I lamented and fretted and worried about the crooked seams, the mismatched corners, the missing points and the resulting six-sided ‘triangles.’ “Don’t worry,” the experienced quilters told me. “We believe in the theory of the galloping horse. If you can’t see the mistake from the back of a galloping horse, it isn’t big enough to worry about.” Happily, it turns out you can see all that much from the back of a galloping horse. Our quilts aren’t meant to win contests, they are meant to share love and give a hug when there isn’t anyone else around to give one.

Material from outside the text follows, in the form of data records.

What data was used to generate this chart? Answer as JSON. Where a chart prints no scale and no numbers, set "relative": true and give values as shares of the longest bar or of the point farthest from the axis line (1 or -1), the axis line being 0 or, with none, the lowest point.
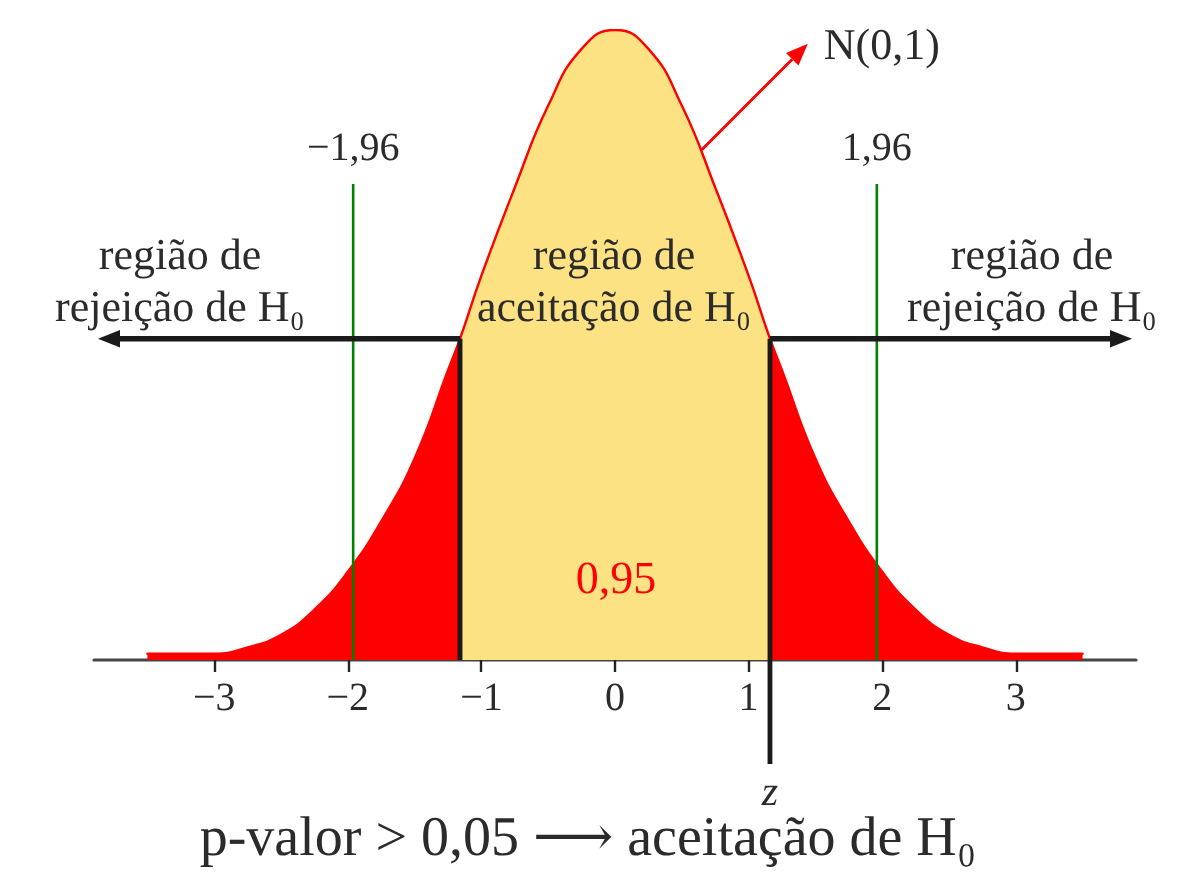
{
  "chart_data": {
    "type": "area",
    "relative": true,
    "xlim": [
      -3.9,
      3.9
    ],
    "xticks": [
      {
        "value": -3,
        "label": "−3"
      },
      {
        "value": -2,
        "label": "−2"
      },
      {
        "value": -1,
        "label": "−1"
      },
      0,
      1,
      2,
      3
    ],
    "series": [
      {
        "type": "line",
        "color": "#ff0000",
        "x": [
          -3.5,
          -3.25,
          -3,
          -2.75,
          -2.5,
          -2.25,
          -2,
          -1.75,
          -1.5,
          -1.25,
          -1.16,
          -1,
          -0.75,
          -0.5,
          -0.25,
          0,
          0.25,
          0.5,
          0.75,
          1,
          1.16,
          1.25,
          1.5,
          1.75,
          2,
          2.25,
          2.5,
          2.75,
          3,
          3.25,
          3.5
        ],
        "values": [
          0.01,
          0.01,
          0.01,
          0.02,
          0.04,
          0.08,
          0.14,
          0.22,
          0.32,
          0.46,
          0.51,
          0.61,
          0.75,
          0.88,
          0.97,
          1,
          0.97,
          0.88,
          0.75,
          0.61,
          0.51,
          0.46,
          0.32,
          0.22,
          0.14,
          0.08,
          0.04,
          0.02,
          0.01,
          0.01,
          0.01
        ]
      },
      {
        "color": "#ff0000",
        "x": [
          -3.5,
          -3.25,
          -3,
          -2.75,
          -2.5,
          -2.25,
          -2,
          -1.75,
          -1.5,
          -1.25,
          -1.16
        ],
        "values": [
          0.01,
          0.01,
          0.01,
          0.02,
          0.04,
          0.08,
          0.14,
          0.22,
          0.32,
          0.46,
          0.51
        ]
      },
      {
        "color": "#fde283",
        "x": [
          -1.16,
          -1,
          -0.75,
          -0.5,
          -0.25,
          0,
          0.25,
          0.5,
          0.75,
          1,
          1.16
        ],
        "values": [
          0.51,
          0.61,
          0.75,
          0.88,
          0.97,
          1,
          0.97,
          0.88,
          0.75,
          0.61,
          0.51
        ]
      },
      {
        "color": "#ff0000",
        "x": [
          1.16,
          1.25,
          1.5,
          1.75,
          2,
          2.25,
          2.5,
          2.75,
          3,
          3.25,
          3.5
        ],
        "values": [
          0.51,
          0.46,
          0.32,
          0.22,
          0.14,
          0.08,
          0.04,
          0.02,
          0.01,
          0.01,
          0.01
        ]
      }
    ],
    "ref_lines": [
      {
        "axis": "x",
        "value": -1.96,
        "label": "−1,96",
        "color": "#008000"
      },
      {
        "axis": "x",
        "value": 1.96,
        "label": "1,96",
        "color": "#008000"
      },
      {
        "axis": "x",
        "value": -1.16,
        "color": "#1a1a1a"
      },
      {
        "axis": "x",
        "value": 1.16,
        "label": "z",
        "color": "#1a1a1a"
      }
    ],
    "annotations": [
      "região de\nrejeição de H₀",
      "região de\naceitação de H₀",
      "região de\nrejeição de H₀",
      "0,95",
      {
        "text": "N(0,1)",
        "x": 0.65,
        "y": 0.81
      },
      "p-valor > 0,05 ⟶ aceitação de H₀"
    ]
  }
}
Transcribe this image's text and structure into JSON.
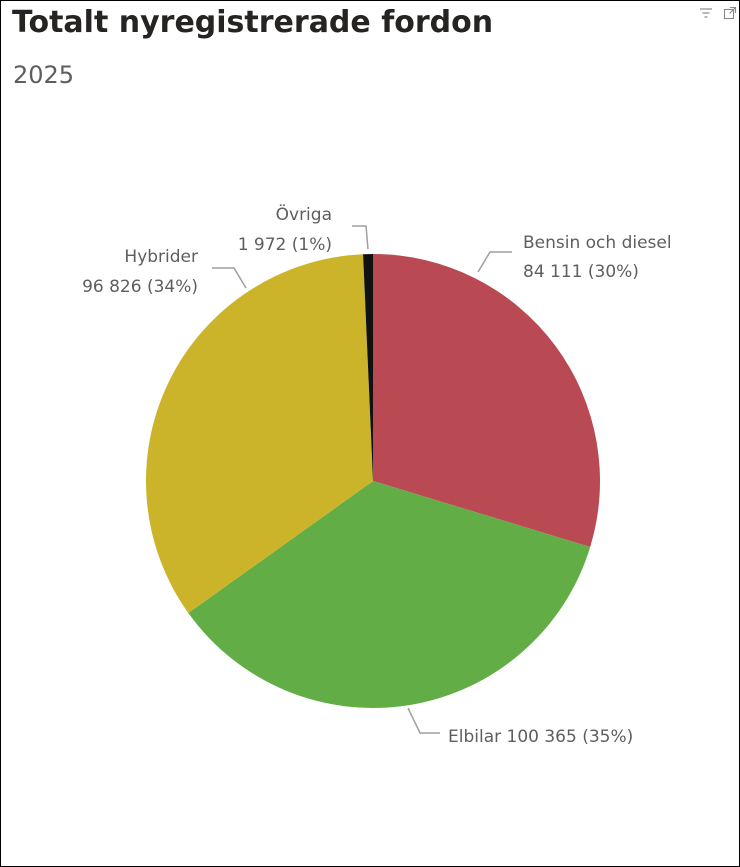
{
  "visual": {
    "title": "Totalt nyregistrerade fordon",
    "subtitle": "2025",
    "header_icons": [
      "filter-icon",
      "focus-mode-icon"
    ]
  },
  "chart_data": {
    "type": "pie",
    "title": "Totalt nyregistrerade fordon",
    "subtitle": "2025",
    "legend": "none",
    "slices": [
      {
        "name": "Bensin och diesel",
        "value": 84111,
        "value_label": "84 111",
        "percent_label": "30%",
        "color": "#B94A54"
      },
      {
        "name": "Elbilar",
        "value": 100365,
        "value_label": "100 365",
        "percent_label": "35%",
        "color": "#62AD45"
      },
      {
        "name": "Hybrider",
        "value": 96826,
        "value_label": "96 826",
        "percent_label": "34%",
        "color": "#CBB429"
      },
      {
        "name": "Övriga",
        "value": 1972,
        "value_label": "1 972",
        "percent_label": "1%",
        "color": "#111111"
      }
    ]
  }
}
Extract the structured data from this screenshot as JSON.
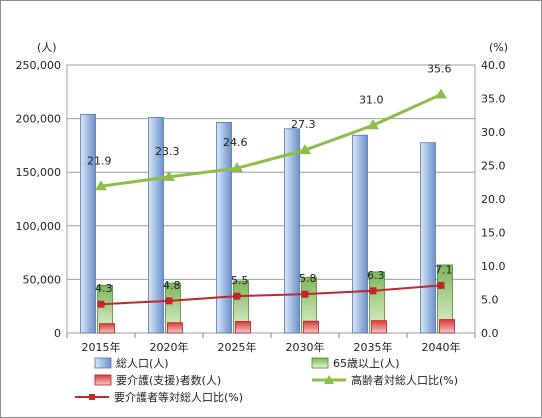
{
  "chart_data": {
    "type": "bar",
    "categories": [
      "2015年",
      "2020年",
      "2025年",
      "2030年",
      "2035年",
      "2040年"
    ],
    "series": [
      {
        "name": "総人口(人)",
        "kind": "bar",
        "axis": "left",
        "values": [
          204000,
          201000,
          196500,
          190500,
          184500,
          177500
        ]
      },
      {
        "name": "65歳以上(人)",
        "kind": "bar",
        "axis": "left",
        "values": [
          44500,
          46500,
          48500,
          52000,
          57000,
          63500
        ]
      },
      {
        "name": "要介護(支援)者数(人)",
        "kind": "bar",
        "axis": "left",
        "values": [
          8700,
          9600,
          10800,
          11000,
          11500,
          12500
        ]
      },
      {
        "name": "高齢者対総人口比(%)",
        "kind": "line",
        "axis": "right",
        "values": [
          21.9,
          23.3,
          24.6,
          27.3,
          31.0,
          35.6
        ],
        "labels": [
          "21.9",
          "23.3",
          "24.6",
          "27.3",
          "31.0",
          "35.6"
        ]
      },
      {
        "name": "要介護者等対総人口比(%)",
        "kind": "line",
        "axis": "right",
        "values": [
          4.3,
          4.8,
          5.5,
          5.8,
          6.3,
          7.1
        ],
        "labels": [
          "4.3",
          "4.8",
          "5.5",
          "5.8",
          "6.3",
          "7.1"
        ]
      }
    ],
    "y_left": {
      "unit": "(人)",
      "ylim": [
        0,
        250000
      ],
      "ticks": [
        "0",
        "50,000",
        "100,000",
        "150,000",
        "200,000",
        "250,000"
      ]
    },
    "y_right": {
      "unit": "(%)",
      "ylim": [
        0,
        40
      ],
      "ticks": [
        "0.0",
        "5.0",
        "10.0",
        "15.0",
        "20.0",
        "25.0",
        "30.0",
        "35.0",
        "40.0"
      ]
    },
    "grid": true,
    "legend_position": "bottom",
    "colors": {
      "total_bar": "#9bb7e0",
      "senior_bar": "#8fc06a",
      "care_bar": "#e04a4a",
      "senior_line": "#8cbf4a",
      "care_line": "#c0282a",
      "gridline": "#a0a0a0"
    }
  }
}
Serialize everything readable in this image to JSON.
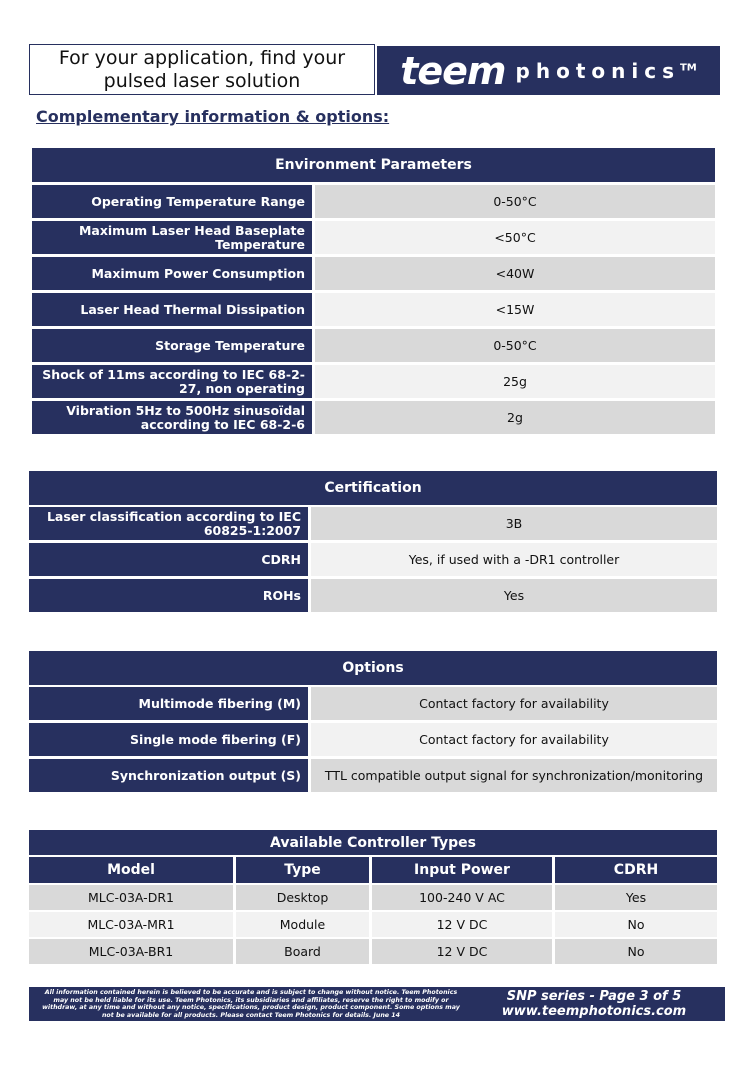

It wasn’t long before the quilt group was officially adopted as a ‘sub-committee’ of the Parish Care Committee. Leave it to Presbyterians to put a layer of bureaucracy over everything. It hasn’t changed much in our daily lives, but it does give us a line item in the annual budget, so we go along with the idea. Now that we are official within the church, we have to fill out an annual questionnaire about our mission work. Mostly it is filling in the blanks, ‘how many individuals were benefited by our efforts’, stuff like that. There was one question that threw us momentarily. “Do you open and/or close your meetings with prayer?” Well, no. But we do call upon the name of the Lord frequently when we have to rip out the same seam AGAIN! This is not your grandmother’s quilting bee.



Quilting has had unexpected gifts. I have spent most of my life in an internal tug of war between my right- and left- brains. I spent 10 years as an actor, (well, aside from my day job), which kept my right-brain happy (or is it the left?), but the other half was frustrated and restless. Then, I spent almost as long as an accountant, which kept the left-brain happy (or is it the right?), but my artistic, creative side was lost and forlorn. With quilting, I can satisfy both the artistic and methodical parts of my soul. The artistic self chooses fabrics and color and designs the layout. The methodical self calculates the measurements and angles and insists that, despite the galloping horse, I should at least try to keep my seams as close to ¼ inch as possible, or the whole block is not going to turn out right. And if the block doesn’t turn out right, the quilt won’t turn out right, and so on.



More importantly, though, coming to quilt group twice a week for the past few years has helped me pick up the pieces of a life that had disintegrated into rags, and begin to construct a new life of my own creation. The loving support of the women in the group has given me enough strength and courage to face the challenges of being a single mom. Their hugs held me together when I lost my mom (and later, my dad) and their laughter pulled me out of the doldrums when each day’s mail brought yet another surprise from the divorce attorney. When I thought I would collapse from the stress, it was the quilters who produced a certificate for a massage at the local spa.



In December, 2004, our community was struck hard by an ice storm. Phone lines were down, power was out and residents became refugees scattering to relatives’ homes and motels in neighboring communities that had escaped the full wrath of the storm. We lost touch with each other for more than a week. When we were finally able to reunite, we met at the local coffee shop, since the church was still cold and dark. While swapping “survivor” stories about our storm experiences, we saw our pastor come in. She came over to our table and we announced that even though we couldn’t quilt, we had been compelled to meet anyway. She grinned at us, saying only “I’m not at all surprised.”